(IRVINE, Calif.) — The number of U.S. homes seized by lenders last month fell to a 65-month low last month, according to a new report released Thursday by RealtyTrac.
The foreclosure listing firm says bank repossessions in February dropped 11 percent from January and were down 29 percent from the year before. That marks the lowest level since September 2007.
The report also shows that 154,281 properties received a foreclosure notice last month, up 2 percent from January but down 25 percent from February 2012.
“At a high level the U.S. foreclosure inferno has been effectively contained and should be reduced to a slow burn in the next two years,” RealtyTrac Vice President Daren Blomquist said in a statement. “But dangerous foreclosure flare-ups are still popping up in states where foreclosures have been delayed by a lengthy court process or by new legislation making it more difficult to foreclose outside of the court system. Foreclosure starts have been steadily building in those states over the last several months and likely will end up as bank repossessions or short sales later this year.”

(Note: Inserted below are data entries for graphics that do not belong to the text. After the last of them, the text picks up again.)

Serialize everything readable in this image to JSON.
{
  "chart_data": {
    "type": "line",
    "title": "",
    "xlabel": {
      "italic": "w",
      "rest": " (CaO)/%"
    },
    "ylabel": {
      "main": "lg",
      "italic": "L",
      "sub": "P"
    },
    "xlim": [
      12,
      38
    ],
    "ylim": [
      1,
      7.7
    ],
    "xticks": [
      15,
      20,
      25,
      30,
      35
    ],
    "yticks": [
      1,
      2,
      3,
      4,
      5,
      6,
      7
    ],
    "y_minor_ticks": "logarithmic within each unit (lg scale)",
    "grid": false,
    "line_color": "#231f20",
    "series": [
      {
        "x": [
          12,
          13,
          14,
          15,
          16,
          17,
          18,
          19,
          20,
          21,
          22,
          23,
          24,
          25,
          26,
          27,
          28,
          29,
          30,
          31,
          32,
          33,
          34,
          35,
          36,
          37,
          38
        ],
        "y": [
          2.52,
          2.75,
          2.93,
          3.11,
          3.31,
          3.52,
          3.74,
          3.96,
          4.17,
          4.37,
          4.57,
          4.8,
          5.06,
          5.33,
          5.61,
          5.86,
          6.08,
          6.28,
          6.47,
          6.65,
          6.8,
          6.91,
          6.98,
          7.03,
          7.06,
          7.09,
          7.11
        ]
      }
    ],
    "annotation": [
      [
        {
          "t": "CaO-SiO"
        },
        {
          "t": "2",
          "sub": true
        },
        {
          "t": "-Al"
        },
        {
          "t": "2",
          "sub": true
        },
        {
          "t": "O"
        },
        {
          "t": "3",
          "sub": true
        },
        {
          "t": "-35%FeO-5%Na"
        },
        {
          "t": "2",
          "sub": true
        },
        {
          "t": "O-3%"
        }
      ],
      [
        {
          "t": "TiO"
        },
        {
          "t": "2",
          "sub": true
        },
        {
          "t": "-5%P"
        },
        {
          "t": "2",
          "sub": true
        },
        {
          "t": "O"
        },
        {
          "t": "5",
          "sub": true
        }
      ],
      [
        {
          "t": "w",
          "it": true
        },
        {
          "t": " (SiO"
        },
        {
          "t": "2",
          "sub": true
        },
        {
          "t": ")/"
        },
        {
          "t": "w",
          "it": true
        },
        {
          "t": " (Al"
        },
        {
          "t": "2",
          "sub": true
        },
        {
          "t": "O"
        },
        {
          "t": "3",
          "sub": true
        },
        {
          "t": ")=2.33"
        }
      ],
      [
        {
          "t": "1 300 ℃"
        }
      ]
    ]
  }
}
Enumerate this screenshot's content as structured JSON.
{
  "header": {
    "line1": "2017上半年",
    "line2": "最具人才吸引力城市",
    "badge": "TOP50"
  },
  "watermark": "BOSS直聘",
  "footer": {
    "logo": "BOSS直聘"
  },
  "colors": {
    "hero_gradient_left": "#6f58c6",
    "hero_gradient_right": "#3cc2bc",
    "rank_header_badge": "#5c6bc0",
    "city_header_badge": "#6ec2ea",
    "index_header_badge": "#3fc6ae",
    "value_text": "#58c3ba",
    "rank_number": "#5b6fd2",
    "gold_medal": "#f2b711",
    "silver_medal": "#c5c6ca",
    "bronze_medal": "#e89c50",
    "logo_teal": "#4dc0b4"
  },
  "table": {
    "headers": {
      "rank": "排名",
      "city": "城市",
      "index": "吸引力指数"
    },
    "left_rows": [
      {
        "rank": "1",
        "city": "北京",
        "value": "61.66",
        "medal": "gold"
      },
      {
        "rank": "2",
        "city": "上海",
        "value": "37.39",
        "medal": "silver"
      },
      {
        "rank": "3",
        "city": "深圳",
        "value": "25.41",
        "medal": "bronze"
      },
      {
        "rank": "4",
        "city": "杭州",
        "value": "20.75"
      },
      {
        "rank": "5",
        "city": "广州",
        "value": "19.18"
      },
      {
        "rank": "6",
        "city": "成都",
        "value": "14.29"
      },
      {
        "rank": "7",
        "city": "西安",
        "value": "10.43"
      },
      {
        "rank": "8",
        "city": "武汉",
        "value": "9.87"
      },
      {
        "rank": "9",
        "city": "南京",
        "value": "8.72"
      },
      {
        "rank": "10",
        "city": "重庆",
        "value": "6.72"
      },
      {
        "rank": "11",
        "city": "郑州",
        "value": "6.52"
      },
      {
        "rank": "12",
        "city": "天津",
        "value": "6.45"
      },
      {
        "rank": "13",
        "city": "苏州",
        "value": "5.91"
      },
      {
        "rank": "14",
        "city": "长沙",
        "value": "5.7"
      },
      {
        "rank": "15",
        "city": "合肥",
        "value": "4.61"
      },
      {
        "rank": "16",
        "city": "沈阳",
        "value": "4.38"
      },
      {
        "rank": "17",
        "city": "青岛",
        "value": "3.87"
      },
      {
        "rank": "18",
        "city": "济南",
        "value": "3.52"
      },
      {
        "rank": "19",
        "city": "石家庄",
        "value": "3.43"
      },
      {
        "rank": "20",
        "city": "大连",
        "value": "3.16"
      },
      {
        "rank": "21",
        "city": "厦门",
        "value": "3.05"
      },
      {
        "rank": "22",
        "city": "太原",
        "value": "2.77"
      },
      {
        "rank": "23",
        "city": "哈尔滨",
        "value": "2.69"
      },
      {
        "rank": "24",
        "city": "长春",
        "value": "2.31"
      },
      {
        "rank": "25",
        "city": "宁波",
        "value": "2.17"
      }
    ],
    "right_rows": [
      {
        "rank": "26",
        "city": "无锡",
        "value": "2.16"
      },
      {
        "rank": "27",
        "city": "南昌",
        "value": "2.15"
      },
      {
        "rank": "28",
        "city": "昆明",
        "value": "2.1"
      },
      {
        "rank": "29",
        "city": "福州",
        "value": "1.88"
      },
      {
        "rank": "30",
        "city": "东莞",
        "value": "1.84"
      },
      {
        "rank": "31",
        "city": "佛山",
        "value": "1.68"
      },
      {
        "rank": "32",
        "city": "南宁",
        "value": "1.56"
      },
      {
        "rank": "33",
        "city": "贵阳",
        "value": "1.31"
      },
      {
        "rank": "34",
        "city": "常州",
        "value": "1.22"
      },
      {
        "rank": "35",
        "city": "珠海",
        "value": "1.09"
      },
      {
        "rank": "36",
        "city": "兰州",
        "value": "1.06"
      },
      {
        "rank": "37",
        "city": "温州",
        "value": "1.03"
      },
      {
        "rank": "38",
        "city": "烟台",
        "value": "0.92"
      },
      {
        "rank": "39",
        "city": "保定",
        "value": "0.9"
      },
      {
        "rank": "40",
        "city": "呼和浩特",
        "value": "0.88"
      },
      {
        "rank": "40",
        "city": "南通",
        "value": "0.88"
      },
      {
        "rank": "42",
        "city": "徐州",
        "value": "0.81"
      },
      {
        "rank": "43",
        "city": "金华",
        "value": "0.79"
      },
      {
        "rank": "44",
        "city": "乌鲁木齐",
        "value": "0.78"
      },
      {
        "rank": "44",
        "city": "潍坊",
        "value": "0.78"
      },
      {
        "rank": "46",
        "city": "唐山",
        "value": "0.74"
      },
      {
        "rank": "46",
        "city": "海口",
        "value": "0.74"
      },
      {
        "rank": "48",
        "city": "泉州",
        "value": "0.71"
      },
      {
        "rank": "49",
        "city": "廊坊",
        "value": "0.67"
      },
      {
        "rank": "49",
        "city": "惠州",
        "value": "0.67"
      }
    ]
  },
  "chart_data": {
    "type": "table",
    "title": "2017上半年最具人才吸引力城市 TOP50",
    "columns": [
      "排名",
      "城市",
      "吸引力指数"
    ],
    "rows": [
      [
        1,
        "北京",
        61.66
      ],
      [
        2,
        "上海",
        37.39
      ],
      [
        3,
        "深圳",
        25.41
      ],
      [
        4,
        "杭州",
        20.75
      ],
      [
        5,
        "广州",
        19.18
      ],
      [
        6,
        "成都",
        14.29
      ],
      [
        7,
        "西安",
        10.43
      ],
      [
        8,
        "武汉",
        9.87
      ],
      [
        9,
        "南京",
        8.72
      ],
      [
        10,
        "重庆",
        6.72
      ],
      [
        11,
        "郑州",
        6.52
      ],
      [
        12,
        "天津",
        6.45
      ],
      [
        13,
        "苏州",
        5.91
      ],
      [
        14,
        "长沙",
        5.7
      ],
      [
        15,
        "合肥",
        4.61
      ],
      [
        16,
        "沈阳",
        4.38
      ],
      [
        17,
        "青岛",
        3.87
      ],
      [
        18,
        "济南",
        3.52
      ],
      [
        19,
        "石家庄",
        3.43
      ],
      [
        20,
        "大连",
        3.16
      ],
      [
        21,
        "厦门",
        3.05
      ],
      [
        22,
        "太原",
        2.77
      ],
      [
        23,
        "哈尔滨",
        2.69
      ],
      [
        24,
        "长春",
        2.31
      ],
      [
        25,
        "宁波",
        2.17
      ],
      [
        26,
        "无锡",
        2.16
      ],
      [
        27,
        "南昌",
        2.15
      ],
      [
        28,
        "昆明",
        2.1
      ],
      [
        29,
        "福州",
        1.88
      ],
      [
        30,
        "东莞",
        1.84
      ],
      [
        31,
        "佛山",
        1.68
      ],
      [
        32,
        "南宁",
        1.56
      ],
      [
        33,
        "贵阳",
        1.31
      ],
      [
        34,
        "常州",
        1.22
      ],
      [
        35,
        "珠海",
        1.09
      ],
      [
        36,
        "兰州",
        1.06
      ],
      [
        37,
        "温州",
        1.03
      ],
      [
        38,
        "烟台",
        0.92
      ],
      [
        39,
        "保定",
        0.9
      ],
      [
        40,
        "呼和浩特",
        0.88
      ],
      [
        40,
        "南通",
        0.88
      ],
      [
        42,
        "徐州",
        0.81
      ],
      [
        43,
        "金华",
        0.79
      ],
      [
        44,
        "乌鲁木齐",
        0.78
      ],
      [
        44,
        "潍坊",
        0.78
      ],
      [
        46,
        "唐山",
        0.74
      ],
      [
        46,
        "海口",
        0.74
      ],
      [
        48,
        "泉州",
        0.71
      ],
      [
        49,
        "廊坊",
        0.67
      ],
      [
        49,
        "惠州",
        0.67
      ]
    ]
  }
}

Indeed, as the report points out, foreclosure starts increased in 32 states in February and were up from a year ago in 16 states.
“These new foreclosure hot spots include states like Washington, where seven straight months of rising foreclosure activity pushed the state’s foreclosure rate to fifth highest nationwide — the highest it’s ever been in our report — and Maryland, where eight straight months of rising foreclosure activity placed the state’s foreclosure rate among the top 10 nationwide for the first time since July 2010,” Blomquist said.